L'Office vétérinaire tessinois ferme les yeux, les animaux meurent

Bironico, Origlio, Intragna, Lema, Sonvico, Paudo, Bellinzone, Gambarogno, Villa Luganese : entre octobre 2025 et mars 2026, au moins 50 animaux de rente et animaux d'enclos ont été tués par des attaques de loups dans le canton du Tessin. Dans chaque cas, avec le même constat des autorités : les animaux n'étaient pas suffisamment protégés. Pourquoi rien ne se passe-t-il malgré tout ?

Rédaction Wild beim Wild — 28 février 2026

L'Office vétérinaire tessinois tolère depuis des années des animaux de rente non protégés dans les zones à loups. Dix attaques, 50 animaux morts, aucune conséquence. Une défaillance systémique.

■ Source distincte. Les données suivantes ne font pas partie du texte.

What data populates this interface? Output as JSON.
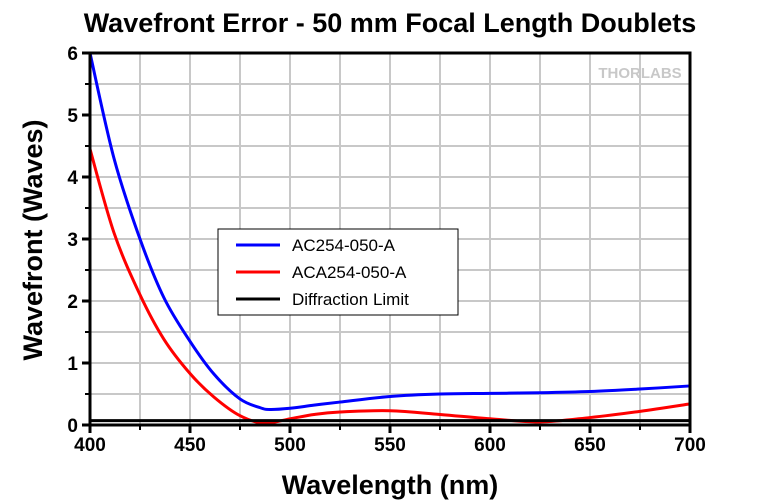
{
  "chart_data": {
    "type": "line",
    "title": "Wavefront Error - 50 mm Focal Length Doublets",
    "xlabel": "Wavelength (nm)",
    "ylabel": "Wavefront (Waves)",
    "xlim": [
      400,
      700
    ],
    "ylim": [
      0,
      6
    ],
    "xticks": [
      "400",
      "450",
      "500",
      "550",
      "600",
      "650",
      "700"
    ],
    "yticks": [
      "0",
      "1",
      "2",
      "3",
      "4",
      "5",
      "6"
    ],
    "grid": true,
    "legend_position": "center-left",
    "watermark": "THORLABS",
    "series": [
      {
        "name": "AC254-050-A",
        "color": "#0000ff",
        "x": [
          400,
          412,
          425,
          437,
          450,
          462,
          475,
          485,
          490,
          500,
          512,
          525,
          550,
          575,
          600,
          625,
          650,
          675,
          700
        ],
        "y": [
          6.0,
          4.3,
          3.0,
          2.05,
          1.35,
          0.82,
          0.42,
          0.28,
          0.25,
          0.27,
          0.32,
          0.37,
          0.46,
          0.5,
          0.51,
          0.52,
          0.54,
          0.58,
          0.63
        ]
      },
      {
        "name": "ACA254-050-A",
        "color": "#ff0000",
        "x": [
          400,
          412,
          425,
          437,
          450,
          462,
          475,
          487,
          500,
          512,
          525,
          550,
          575,
          600,
          625,
          650,
          675,
          700
        ],
        "y": [
          4.45,
          3.1,
          2.1,
          1.38,
          0.83,
          0.45,
          0.15,
          0.03,
          0.1,
          0.17,
          0.21,
          0.23,
          0.17,
          0.1,
          0.05,
          0.12,
          0.22,
          0.34
        ]
      },
      {
        "name": "Diffraction Limit",
        "color": "#000000",
        "x": [
          400,
          700
        ],
        "y": [
          0.07,
          0.07
        ]
      }
    ]
  }
}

Complément du 3 août 2026 : Depuis la première publication, la série de cas documentés a plus que doublé. De dix incidents ayant fait cinquante animaux morts, on est passé à vingt et un cas avec au moins 78 animaux de rente et d'enclos tués (octobre 2025 à juillet 2026). L'IG Wild beim Wild a déposé plainte pénale dans tous les cas auprès du Ministero Pubblico à Bellinzone. Se sont ajoutés notamment Lumino (cinq chevreaux tués, un blessé, un disparu), l'Alpe di San Martino à Acquarossa (neuf chèvres) ainsi qu'un cas récurrent à Villa Luganese, sur un site pratiquement identique. Particulièrement révélateur : à Vogorno, Serravalle et Brione sopra Minusio, l'analyse ADN a révélé qu'aucun prédateur n'était impliqué. Les animaux sont morts d'autres causes et étaient néanmoins considérés comme « non suffisamment protégés ». Parallèlement, à partir de juillet 2026, l'autorité a changé sa formulation de « non protetti adeguatamente » à « protezione in esame », ce que l'IG Wild beim Wild qualifie de cosmétique langagière dans le contexte de la procédure de recours pendante (Incarto 60.2026.211). Pour en savoir plus, consultez notre article récent Mi-parcours de l'été alpestre : les attaques de loups diminuent de moitié.

C'est un schéma qui ne peut désormais plus s'expliquer par le hasard.

Pétition

Aucun tir de lynx en Valais

Le lynx est génétiquement à la limite, et pourtant le Valais devrait être le premier canton de Suisse à autoriser son tir.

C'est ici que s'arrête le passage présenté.